Now comes the crucial Pennsylvania primary of the 2008 US Presidential polls (scheduled for April 22, 2008). As Hillary races neck-and-neck with Barack Obama towards the Golden Fleece awaiting the winner at the White House, let me add my voice to those who are struck by the similarity, and the vehemence, of many of Ms Clinton's most ardent endorsements, the ones coming from "older women".
Let's be clear: The women endorsing Hillary Clinton are, by and large, not only older; they are the leaders and foot soldiers of Second Wave feminism, and they are invested in the outcome of this extraordinary bid for the presidency in a way that is unique to them.
I am of that generation of feminists and I, too, was in the trenches (you should pardon the language of militarism) as we fought for equality and justice in the 1970s and 1980s. I know all too well how difficult and disheartening our struggle was as we paved the way for the Third Wave, which now looks back on us with limited understanding of what we were up against as they reject our "victimization."
So as I watch women like Dolores Huerta, Maya Angelou, Gloria Feldt, and Madeleine Albright vigorously endorse Hillary Clinton I know where they are coming from. I can understand why Gloria Steinem wrote the widely-circulated 'New York Times' op. ed. in which she basically argued that it's time for a woman president and that we shouldn't have to wait, yet again, for black men to pre-empt women in making history.
But, what's wrong with this picture? Well, at the risk of being pilloried despite being a card-carrying feminist, I think what's wrong is that these women - these staunch foremothers, all of whom I respect and admire enormously - are acting like knee-jerk feminists. They are forfeiting their normally impressive critical thinking skills and checking their analytical brilliance at the door because war-weary, they want a woman president, NOW!
I am reminded of what I once called knee-jerk Zionists in another commentary, and as a Jew myself, I took plenty of hits for that too. In that essay, I argued that otherwise liberal, highly intelligent and compassionate members of my tribe were forfeiting their claim to superior suffering and resounding reason by endorsing unreasonable restrictions on Palestinians caught in the vice of oppression coming from a people whose collective history should, in my view, make them more sanguine as they strive for peace in the Middle East. Oh, the hate mails! Now I have long-time, much-loved friends calling me traitor, betrayer, lapsed feminist and more - or not calling me at all.
I am also reminded of the fight for affirmative action, which like feminism, stood for equality and justice. But affirmative action did not mean hiring less competent or less trustworthy people just because they were black; it supported the ideal of justice only if there were two people of equal ability applying for the same job. It is a fair analogy, I think, to claim that in this critical election, we Democrats (and others desperately seeking real "change") must choose carefully between two viable, capable and attractive candidates on the basis of which is better suited to lead and unify the nation at this deeply important time in our history.

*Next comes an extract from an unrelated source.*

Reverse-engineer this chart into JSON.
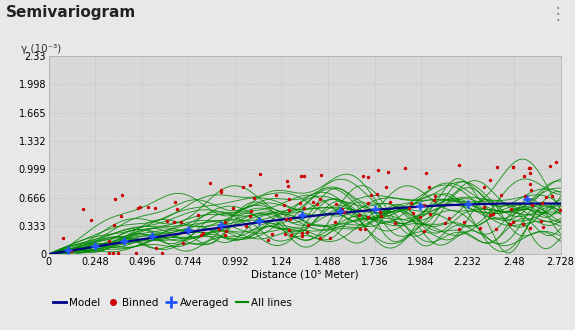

I am an Obama supporter because as much as I'd love to see a woman in the White House, I believe strongly and without doubt, that Barack Obama is better suited to lead us into a new era of recovery and reconciliation at home and abroad, to offer hope and help to those most in need, and to guide solid, lasting social change (after cleaning up the Bush mess). I believe his vision is genuinely grounded in the principles of equality and justice. I think that vision is free from narcissism and I trust it is not born of personal ambition that looms larger than political will.
I believe the reason young voters - feminists, social activists, males as well as females - are experiencing their political awakening this year is because they are not mired in the polemics of the past. Their aspirations may be the same as that of their parents' generation, but their personal experience is different. They can look ahead with the belief that rather than doing battle they just might be able to effect change through dialogue, diplomacy, and good deeds in a diverse and ever-shrinking world. They may well make the difference in an election year, which pits past against future.
As much as I want women in leadership, I'll vote for that, which shouldn't brand me an anti-feminist. It simply suggests I'm a concerned, thoughtful constituent who can see beyond gender in deciding who I want effecting a sensible withdrawal from Iraq, nominating Supreme Court justices, reforming health care, saving the environment, and yes, answering the telephone at three o'clock in the morning.